In college, six of us got together and rented a motor home and drove to New Orleans for the big event. Mardi Gras coincided with Spring Break so we had the whole week. I had made some t-shirts to celebrate the occasion, bringing a dozen or so along to share with Kappa Sigs at the Tulane chapter house where we parked the Winnebago. It was a week of debauchery highlighted by a night at Tipatina's listening to the Neville Brothers, with special guest the Rebirth Brass Band, eating crayfish etouffee between sets. The Kappa Sigs weren't too interested in the shirts, but we found some lovely ladies who were, letting us enjoy a few cheap thrills. Ah, those were the days!
It is an odd celebration, especially with all those ghoulish Mardi Gras floats and the way mothers will claw each other's eyes out for the beads and other trinkets the krewe members toss out, draping the beads around their small children. We wanted no part of that. We had a jug of vodka and orange juice that we shared between us, and made our way down to the French Quarter.
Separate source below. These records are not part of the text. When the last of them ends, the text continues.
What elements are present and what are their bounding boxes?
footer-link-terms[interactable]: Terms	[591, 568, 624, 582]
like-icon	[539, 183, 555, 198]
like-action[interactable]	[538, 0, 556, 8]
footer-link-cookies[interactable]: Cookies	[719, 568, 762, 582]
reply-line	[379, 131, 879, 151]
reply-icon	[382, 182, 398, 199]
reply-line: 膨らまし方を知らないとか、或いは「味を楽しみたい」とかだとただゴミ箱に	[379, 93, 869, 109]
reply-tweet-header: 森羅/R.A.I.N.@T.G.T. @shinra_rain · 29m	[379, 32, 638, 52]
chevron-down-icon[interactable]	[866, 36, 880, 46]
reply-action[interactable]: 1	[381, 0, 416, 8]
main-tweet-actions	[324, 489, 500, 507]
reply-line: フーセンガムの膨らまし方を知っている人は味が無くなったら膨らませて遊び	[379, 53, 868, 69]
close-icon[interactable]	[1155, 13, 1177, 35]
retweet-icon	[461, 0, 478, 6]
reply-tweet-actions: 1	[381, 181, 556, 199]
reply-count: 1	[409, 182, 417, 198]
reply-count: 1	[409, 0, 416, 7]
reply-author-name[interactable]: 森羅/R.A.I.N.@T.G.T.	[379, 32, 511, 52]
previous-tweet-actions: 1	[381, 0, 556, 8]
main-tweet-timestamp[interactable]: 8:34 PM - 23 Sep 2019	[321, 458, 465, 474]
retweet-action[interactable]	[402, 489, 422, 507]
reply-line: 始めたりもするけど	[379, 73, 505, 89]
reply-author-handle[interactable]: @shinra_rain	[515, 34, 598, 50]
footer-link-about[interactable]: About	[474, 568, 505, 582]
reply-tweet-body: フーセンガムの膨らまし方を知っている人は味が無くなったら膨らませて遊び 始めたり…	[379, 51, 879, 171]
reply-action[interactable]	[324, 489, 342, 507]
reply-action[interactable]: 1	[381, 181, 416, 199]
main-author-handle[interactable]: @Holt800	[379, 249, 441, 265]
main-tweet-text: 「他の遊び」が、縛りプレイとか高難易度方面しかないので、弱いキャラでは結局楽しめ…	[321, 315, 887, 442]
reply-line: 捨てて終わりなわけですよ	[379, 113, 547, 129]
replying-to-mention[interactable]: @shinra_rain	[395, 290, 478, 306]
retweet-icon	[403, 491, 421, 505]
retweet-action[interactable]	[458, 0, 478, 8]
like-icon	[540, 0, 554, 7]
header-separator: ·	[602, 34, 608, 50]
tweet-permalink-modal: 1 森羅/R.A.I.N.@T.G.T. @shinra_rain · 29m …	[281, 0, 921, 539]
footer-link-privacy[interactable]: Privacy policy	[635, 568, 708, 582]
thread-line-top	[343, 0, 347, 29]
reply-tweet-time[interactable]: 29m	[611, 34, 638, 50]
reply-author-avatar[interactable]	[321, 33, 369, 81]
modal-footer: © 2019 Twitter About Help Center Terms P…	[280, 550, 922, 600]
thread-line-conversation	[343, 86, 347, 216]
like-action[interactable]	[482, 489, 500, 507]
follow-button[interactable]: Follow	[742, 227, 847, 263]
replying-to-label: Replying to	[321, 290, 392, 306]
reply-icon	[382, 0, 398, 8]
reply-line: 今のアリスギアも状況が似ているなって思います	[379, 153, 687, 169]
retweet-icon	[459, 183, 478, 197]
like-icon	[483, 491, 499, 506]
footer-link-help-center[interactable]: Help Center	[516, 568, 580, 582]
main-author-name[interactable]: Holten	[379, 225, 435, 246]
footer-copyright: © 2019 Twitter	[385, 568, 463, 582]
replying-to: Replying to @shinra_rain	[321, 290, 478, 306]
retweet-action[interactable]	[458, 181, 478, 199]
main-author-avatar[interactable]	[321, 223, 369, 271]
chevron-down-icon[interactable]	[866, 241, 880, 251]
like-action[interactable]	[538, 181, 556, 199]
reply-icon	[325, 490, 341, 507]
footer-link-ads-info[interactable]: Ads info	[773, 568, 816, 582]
The image I remember most was some evangelicals purposely dragging huge crosses against the stream of pedestrians on Bourbon St, enduring the abuse that came with it. I guess they knew what was coming at midnight, which took us by surprise. Platoons of cops on horseback, motorbike and eventually on foot with baton clubs in hand, kicking everyone off the streets as Ash Wednesday descended upon the Big Easy. At first we thought it was a joke, but when we saw those batons start being used, we quickly made our way down the allies and back over to the Garden District. The only problem with those fold-out beds is that we were too drunk to pull them out, and just ended up crashing on the sofas of the chapter house.
The Carnival dates back to medieval Europe. It made its way to America with the first French settlers. The first secret society was established in Mobile in 1703, but New Orleans stole the show and made it into their own in the 1730s. The secret societies transformed into krewes, riding in on their garish floats.
New Orleans had long been a bit of a pirate town. Blacks had more social mobility than they had in other parts of the antebellum South, but it wasn't until after the Civil War that they formed their own krewes like the Zulus, who have since been upstaged by the "Mardi Gras Indian Nation," which includes the Wild Tchoupitoulas and the Wild Magnolias. My Indian Red goes back at least as far as 1947, but it was Dr. John who made the song famous. It references quite a few of the tribes.
We never got inside one of the private parties, not that we expected to. You could see the well healed krewes come out on their balconies on Bourbon St. from time to time to look down on the teeming mass below and toss out a few beads. The plastic white pearls were the most coveted. You really had to marvel at what some persons would do to get them.
It's all kind of a fog now, but I like to drift back, especially to that night at Tipitina's, and hear the Neville Brothers reprise the Mardi Gras Mambo, originally sung by Art Neville and the Hawketts.